Il numero dei laureati a Olbia è inferiore alla media nazionale.
Il numero dei laureati in Italia è ancora basso se paragonato con gli altri paesi dell’Unione Europea, con ampi divari territoriali e il sud Italia che presenta ancora percentuali inferiori. Tra le regioni con meno laureati c’è la Sardegna, sopratutto nei paesi dell’entroterra e lontani dalle sedi universitarie, con qualche eccezione.
Olbia è una delle città che negli ultimi anni ha aumentato la sua offerta formativa per quanto riguardano le Università. In città oggi sono saliti a cinque i corsi di laurea (tre triennali e due magistrali), gli ultimi dei quali attivati sono quelli di Scienze Infermieristiche e Ingegneria Navale, dove è una delle poche lauree presenti a livello nazionale. Recentemente c’è anche la notizia dell’acquisizione dell’ex caserma della Guardia di Finanza per ospitare una delle sedi del Polo UniOlbia, con dei corsi dell’Università di Cagliari. Tuttavia, nonostante questo sviluppo a vocazione universitaria della città, il numero dei laureati non cresce e i divari con le altre grandi città sono notevoli.

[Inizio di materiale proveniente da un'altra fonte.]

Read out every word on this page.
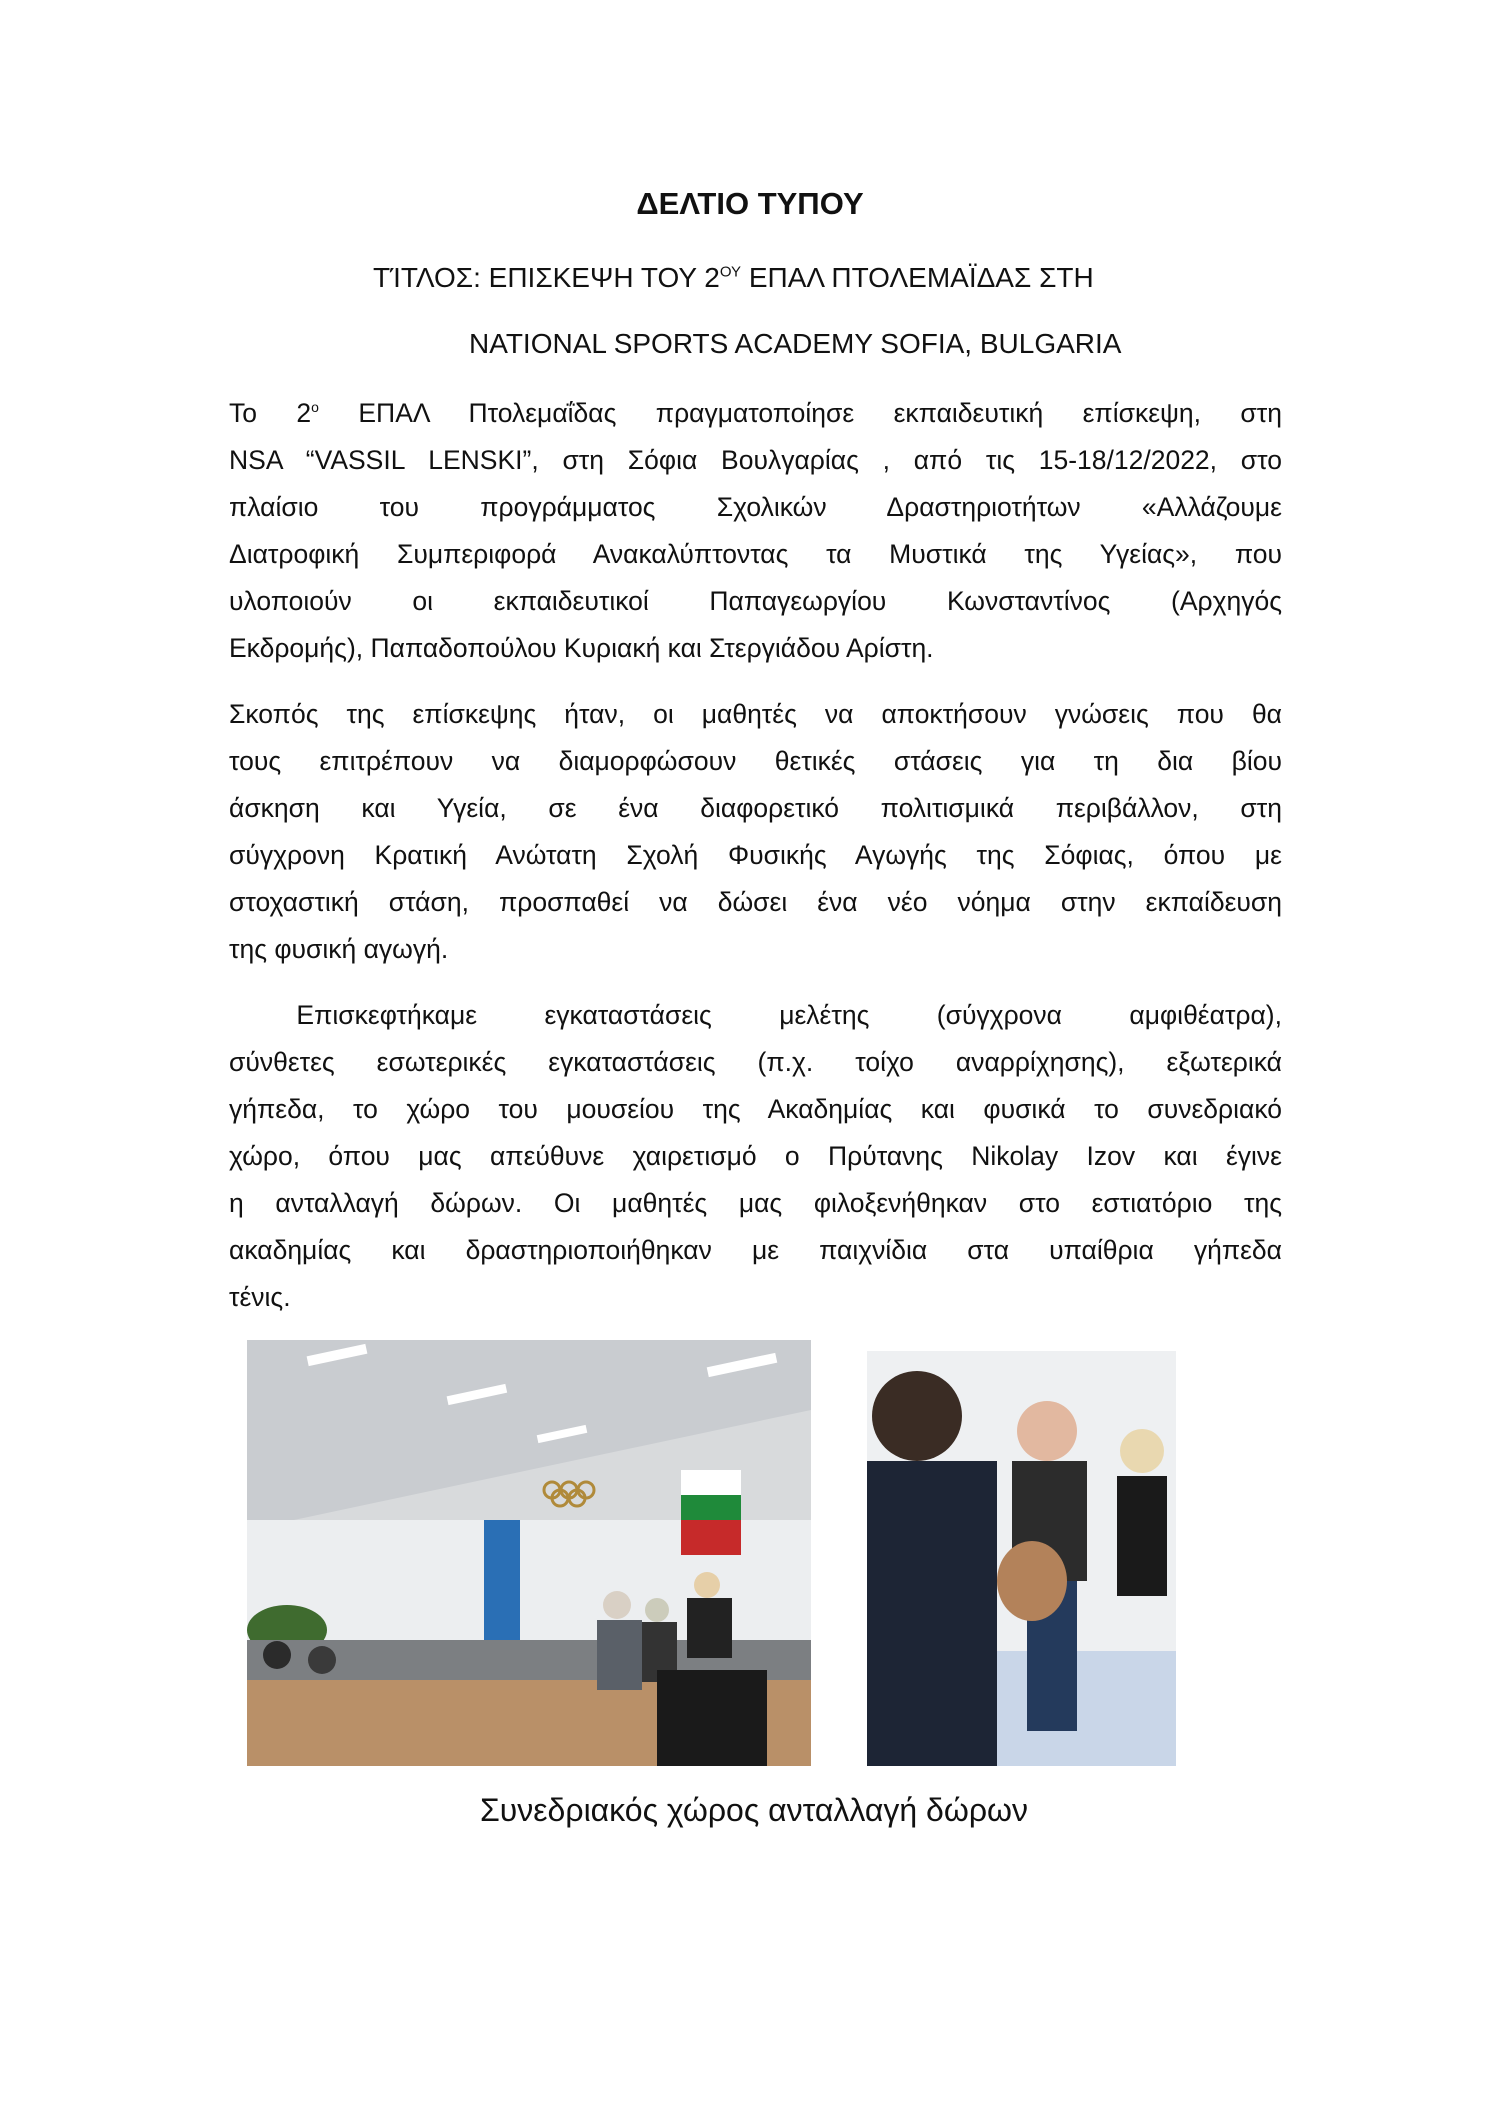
ΔΕΛΤΙΟ ΤΥΠΟΥ
ΤΊΤΛΟΣ: ΕΠΙΣΚΕΨΗ ΤΟΥ $2^{O\Upsilon}$ ΕΠΑΛ ΠΤΟΛΕΜΑΪΔΑΣ ΣΤΗ
NATIONAL SPORTS ACADEMY SOFIA, BULGARIA
Το $2^o$ ΕΠΑΛ Πτολεμαΐδας πραγματοποίησε εκπαιδευτική επίσκεψη, στη
NSA “VASSIL LENSKI”, στη Σόφια Βουλγαρίας , από τις 15-18/12/2022, στο
πλαίσιο του προγράμματος Σχολικών Δραστηριοτήτων «Αλλάζουμε
Διατροφική Συμπεριφορά Ανακαλύπτοντας τα Μυστικά της Υγείας», που
υλοποιούν οι εκπαιδευτικοί Παπαγεωργίου Κωνσταντίνος (Αρχηγός
Εκδρομής), Παπαδοπούλου Κυριακή και Στεργιάδου Αρίστη.
Σκοπός της επίσκεψης ήταν, οι μαθητές να αποκτήσουν γνώσεις που θα
τους επιτρέπουν να διαμορφώσουν θετικές στάσεις για τη δια βίου
άσκηση και Υγεία, σε ένα διαφορετικό πολιτισμικά περιβάλλον, στη
σύγχρονη Κρατική Ανώτατη Σχολή Φυσικής Αγωγής της Σόφιας, όπου με
στοχαστική στάση, προσπαθεί να δώσει ένα νέο νόημα στην εκπαίδευση
της φυσική αγωγή.
Επισκεφτήκαμε εγκαταστάσεις μελέτης (σύγχρονα αμφιθέατρα),
σύνθετες εσωτερικές εγκαταστάσεις (π.χ. τοίχο αναρρίχησης), εξωτερικά
γήπεδα, το χώρο του μουσείου της Ακαδημίας και φυσικά το συνεδριακό
χώρο, όπου μας απεύθυνε χαιρετισμό ο Πρύτανης Nikolay Izov και έγινε
η ανταλλαγή δώρων. Οι μαθητές μας φιλοξενήθηκαν στο εστιατόριο της
ακαδημίας και δραστηριοποιήθηκαν με παιχνίδια στα υπαίθρια γήπεδα
τένις.
Συνεδριακός χώρος ανταλλαγή δώρων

Il numero di laureati in Sardegna
Secondo il nuovo studio di Openpolis, basato su dati Istat, in città il numero dei laureati arriva appena al 21,2%, con percentuali sotto la media nazionale. Il divario è notevole se confrontato con i dati delle città medio e grandi come Nuoro ( 31,6%), Sassari ( 31,2%), Oristano ( 30,7%), Alghero (27,7%) e si allontana ancora di più a Cagliari, dove sale al 41%, ovvero il doppio della città gallurese.
LEGGI ANCHE: L’ex caserma della Finanza passa all’Università, accordo chiuso a Olbia
In generale la percentuale delle persone in possesso del titolo di studio è maggiore nei paesi collegati meglio alle città dove sono presenti sedi universitarie e nelle città “capoluogo”, ovvero dove sono presenti le università e dove gli studenti non sono costretti a fare i pendolari o sostenere costi per vivere nelle città che ospitano i corsi di laurea. Tuttavia, ci sono delle eccezioni.
Ad esempio Olbia ospita diversi corsi universitari e, pur essendo meno ampia l’offerta formativa, non regge il confronto con città, come Nuoro, dove sono presenti ugualmente pochi corsi, se si parla del numero delle persone con titolo terziario tra i 25 e i 49 anni. Nel capoluogo barbaricino ci sono 4 corsi di laurea triennale e due magistrali. Anche a Oristano sono sei i corsi di laurea. Effettivamente le percentuali di laureati crescono dove sono presenti corsi di laurea, ma, come si può vedere anche nel caso di Olbia non basta per spiegare il motivo del basso numero di laureati in un territorio.
LEGGI ANCHE: Cresce l’Università a Olbia, cinque corsi grazie agli atenei di Sassari e Cagliari
Percentuali alte di laureati, infatti, si trovano anche in qualche piccolo paese, ma fanno eccezioni. Come ad Anela ( 39,3%), dove il dato è superiore a Sassari. In generale, in Gallura i divari nei diversi comuni sono comunque altissimi se paragonati ai paesi della provincia ovest. Ad esempio, ci sono comuni come Padru, dove la percentuale di chi è in possesso di laurea arriva ad appena il 10%.
Secondo i ricercatori di Openpolis, invece, le cause del basso numero di laureati è anche ereditario. ”Quando i genitori non hanno il diploma, quasi un giovane su 4 (23,9%) abbandona precocemente gli studi e solo il 12% dei figli raggiunge la laurea o un altro titolo terziario. Al contrario, se almeno un genitore è laureato, la percentuale di abbandoni precoci della scuola scende al 1,6%, mentre quasi il 70% arriva a laurearsi. Queste tendenze aiutano a comprendere quanto l’incidenza di adulti laureati sia un fattore rilevante anche rispetto alle politiche di contrasto della povertà educativa”, si legge nel testo.
In un altro studio di Openpolis si è rilevato come il numero dei diplomati in Gallura sia uno dei più bassi in Sardegna: i dati sono tra i peggiori in Italia. A Olbia sono soltanto il 66,7% le persone dai 25 ai 49 anni in possesso di un diploma o titolo superiore, una percentuale lievemente superiore alla media regionale. Anche nella scorsa indagine si metteva in luce come la povertà educativa sia maggiore nelle famiglie dove il titolo di studio è minore.